(RPT)MNI INTERVIEW: Services Firm, Topping Out Into Q4 - ISM
ISM new orders index fell to its lowest level so far this year.
(Repeats article first published on Oct 4)
The U.S. service sector is likely to see further growth in coming months as employment remains strong and consumer demand persists, though growth could top out at a lower level than previously envisioned, Institute for Supply Management Chair Anthony Nieves told MNI Wednesday.
The ISM services index decreased 0.9pp to 53.6 in September, a smidge better than expectations and a ninth month above the 50-mark that separates growth from contraction.
"I think we're going to stay right around here. We might pop up to 55 or 56 tops. I don't expect it to have a huge spike going in towards the end of the year," said Nieves, who in prior months had shown more confidence the PMI could rebound to the mid-50s for a sustainable period.
The new orders subindex fell 5.7pps to 51.8, the ninth consecutive month showing growth but the lowest this year. Nieves said the monthly decrease was driven mostly by technical factors and that some optimism would rebound in coming months.
"We'll still finish up pretty decent here as we get toward the holidays especially," he said.
The ISM chief downplayed concerns about a pickup in underlying prices pressures, but said the prices index could stretch higher on energy prices to above 60 from 58.9 currently.
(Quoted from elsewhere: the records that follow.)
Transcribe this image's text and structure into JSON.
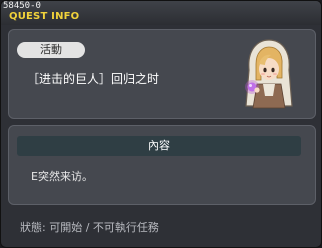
{
  "window": {
    "quest_id": "58450-0",
    "title": "QUEST INFO"
  },
  "quest": {
    "tag": "活動",
    "name": "［进击的巨人］回归之时",
    "npc_icon": "npc-girl-with-purple-orb"
  },
  "content": {
    "header": "內容",
    "text": "E突然来访。"
  },
  "status": {
    "text": "狀態: 可開始 / 不可執行任務"
  },
  "colors": {
    "title_yellow": "#f1d23b",
    "panel": "#45484f",
    "header_bar": "#2f3e44"
  }
}
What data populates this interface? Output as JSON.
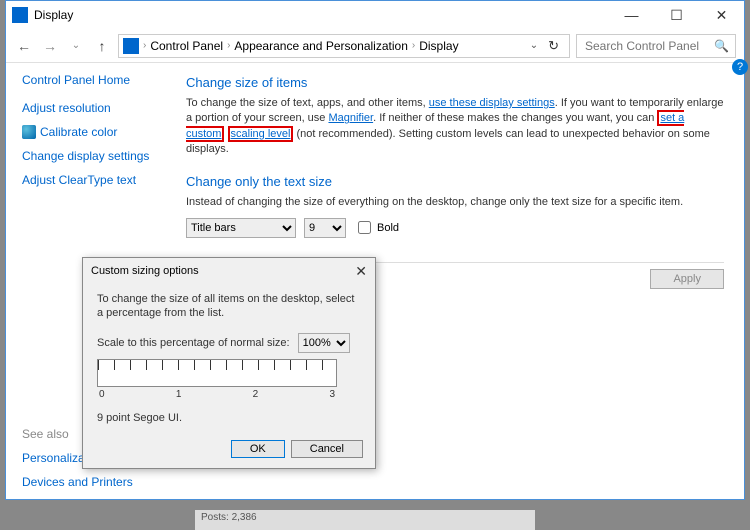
{
  "window": {
    "title": "Display"
  },
  "nav": {
    "path": [
      "Control Panel",
      "Appearance and Personalization",
      "Display"
    ],
    "search_placeholder": "Search Control Panel"
  },
  "sidebar": {
    "home": "Control Panel Home",
    "links": [
      "Adjust resolution",
      "Calibrate color",
      "Change display settings",
      "Adjust ClearType text"
    ],
    "see_also_label": "See also",
    "see_also": [
      "Personalization",
      "Devices and Printers"
    ]
  },
  "main": {
    "heading1": "Change size of items",
    "para1a": "To change the size of text, apps, and other items, ",
    "link1": "use these display settings",
    "para1b": ".  If you want to temporarily enlarge a portion of your screen, use ",
    "link2": "Magnifier",
    "para1c": ".  If neither of these makes the changes you want, you can ",
    "link3a": "set a custom",
    "link3b": "scaling level",
    "para1d": " (not recommended).  Setting custom levels can lead to unexpected behavior on some displays.",
    "heading2": "Change only the text size",
    "para2": "Instead of changing the size of everything on the desktop, change only the text size for a specific item.",
    "dropdown_item": "Title bars",
    "dropdown_size": "9",
    "bold_label": "Bold",
    "apply": "Apply"
  },
  "dialog": {
    "title": "Custom sizing options",
    "text1": "To change the size of all items on the desktop, select a percentage from the list.",
    "scale_label": "Scale to this percentage of normal size:",
    "scale_value": "100%",
    "ruler_nums": [
      "0",
      "1",
      "2",
      "3"
    ],
    "sample": "9 point Segoe UI.",
    "ok": "OK",
    "cancel": "Cancel"
  },
  "bg": {
    "posts": "Posts: 2,386"
  }
}
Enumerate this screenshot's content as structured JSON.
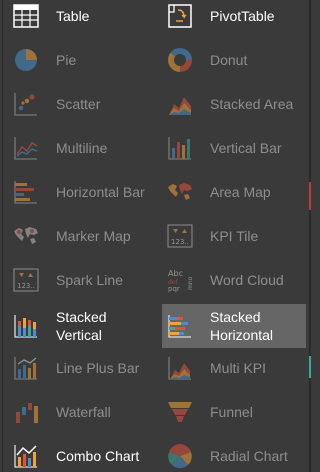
{
  "chart_types": [
    {
      "label": "Table",
      "icon": "table-icon",
      "enabled": true
    },
    {
      "label": "PivotTable",
      "icon": "pivot-table-icon",
      "enabled": true
    },
    {
      "label": "Pie",
      "icon": "pie-chart-icon",
      "enabled": false
    },
    {
      "label": "Donut",
      "icon": "donut-chart-icon",
      "enabled": false
    },
    {
      "label": "Scatter",
      "icon": "scatter-chart-icon",
      "enabled": false
    },
    {
      "label": "Stacked Area",
      "icon": "stacked-area-chart-icon",
      "enabled": false
    },
    {
      "label": "Multiline",
      "icon": "multiline-chart-icon",
      "enabled": false
    },
    {
      "label": "Vertical Bar",
      "icon": "vertical-bar-chart-icon",
      "enabled": false
    },
    {
      "label": "Horizontal Bar",
      "icon": "horizontal-bar-chart-icon",
      "enabled": false
    },
    {
      "label": "Area Map",
      "icon": "area-map-icon",
      "enabled": false
    },
    {
      "label": "Marker Map",
      "icon": "marker-map-icon",
      "enabled": false
    },
    {
      "label": "KPI Tile",
      "icon": "kpi-tile-icon",
      "enabled": false
    },
    {
      "label": "Spark Line",
      "icon": "spark-line-icon",
      "enabled": false
    },
    {
      "label": "Word Cloud",
      "icon": "word-cloud-icon",
      "enabled": false
    },
    {
      "label": "Stacked Vertical",
      "icon": "stacked-vertical-bar-icon",
      "enabled": true
    },
    {
      "label": "Stacked Horizontal",
      "icon": "stacked-horizontal-bar-icon",
      "enabled": true,
      "selected": true
    },
    {
      "label": "Line Plus Bar",
      "icon": "line-plus-bar-icon",
      "enabled": false
    },
    {
      "label": "Multi KPI",
      "icon": "multi-kpi-icon",
      "enabled": false
    },
    {
      "label": "Waterfall",
      "icon": "waterfall-chart-icon",
      "enabled": false
    },
    {
      "label": "Funnel",
      "icon": "funnel-chart-icon",
      "enabled": false
    },
    {
      "label": "Combo Chart",
      "icon": "combo-chart-icon",
      "enabled": true
    },
    {
      "label": "Radial Chart",
      "icon": "radial-chart-icon",
      "enabled": false
    }
  ],
  "kpi_glyph_text": "123..",
  "word_cloud_glyph_text": [
    "Abc",
    "def",
    "pqr",
    "mno"
  ],
  "colors": {
    "background": "#3a3a3a",
    "selected_background": "#666666",
    "label_enabled": "#ffffff",
    "label_disabled": "#8e8e8e",
    "accent_red": "#e0533b",
    "accent_orange": "#f2a13a",
    "accent_blue": "#4a8ed0",
    "accent_teal": "#3fa89a"
  }
}
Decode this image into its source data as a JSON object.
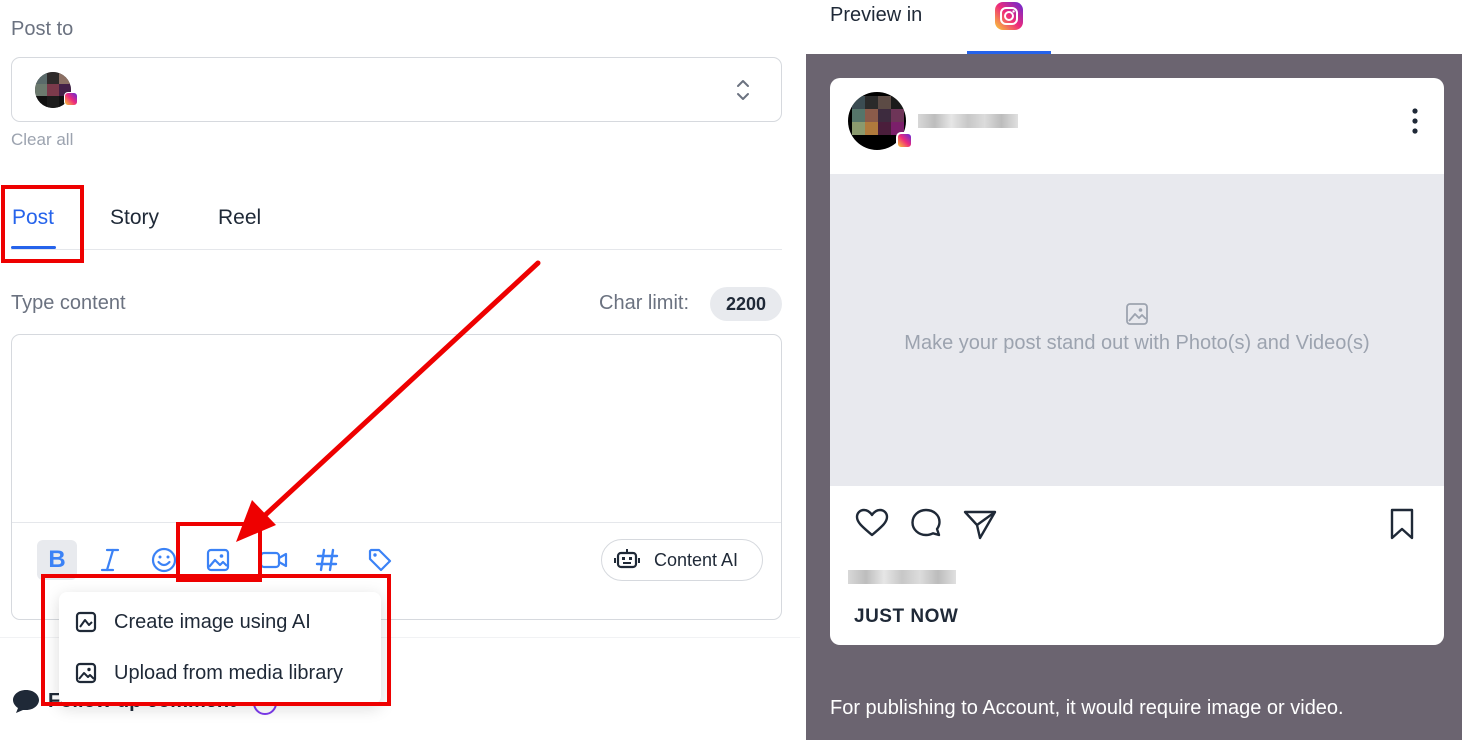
{
  "post_to": {
    "label": "Post to",
    "clear_all": "Clear all"
  },
  "tabs": [
    {
      "label": "Post",
      "active": true
    },
    {
      "label": "Story",
      "active": false
    },
    {
      "label": "Reel",
      "active": false
    }
  ],
  "content": {
    "label": "Type content",
    "char_limit_label": "Char limit:",
    "char_limit_value": "2200",
    "text": ""
  },
  "toolbar": {
    "bold_label": "B",
    "icons": [
      "bold-icon",
      "italic-icon",
      "emoji-icon",
      "image-icon",
      "video-icon",
      "hashtag-icon",
      "tag-icon"
    ],
    "content_ai_label": "Content AI"
  },
  "image_menu": {
    "items": [
      {
        "label": "Create image using AI",
        "icon": "ai-image-icon"
      },
      {
        "label": "Upload from media library",
        "icon": "media-library-icon"
      }
    ]
  },
  "follow_up": {
    "label": "Follow up comment"
  },
  "preview": {
    "label": "Preview in",
    "network_icon": "instagram-icon",
    "media_placeholder": "Make your post stand out with Photo(s) and Video(s)",
    "timestamp": "JUST NOW",
    "publish_note": "For publishing to Account, it would require image or video."
  },
  "colors": {
    "accent": "#2563eb",
    "annotation_red": "#ee0000",
    "preview_background": "#6b6470"
  }
}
Still, Nieves said pricing power among firms had declined substantially over the last year.
Business activity increased 1.5pp to 58.8, the highest since June, while employment eased 1.3pps to 53.4. Nieves added he is still seeing no signs of an imminent recession.
"We're seeing more demand on the line level type of employment versus the upper middle to upper management," Nieves said, noting that the data so far in hand suggests a soft landing. "Overall, it's a tight labor market."
Firms are not backfilling positions as much and there is more hiring growth for smaller firms than for larger firms, he said. Data from payroll processing firm ADP showed the U.S. economy added 89,000 private-sector jobs in September, well below expectations of 150k, with small firms adding 95k and large firms losing 83k jobs.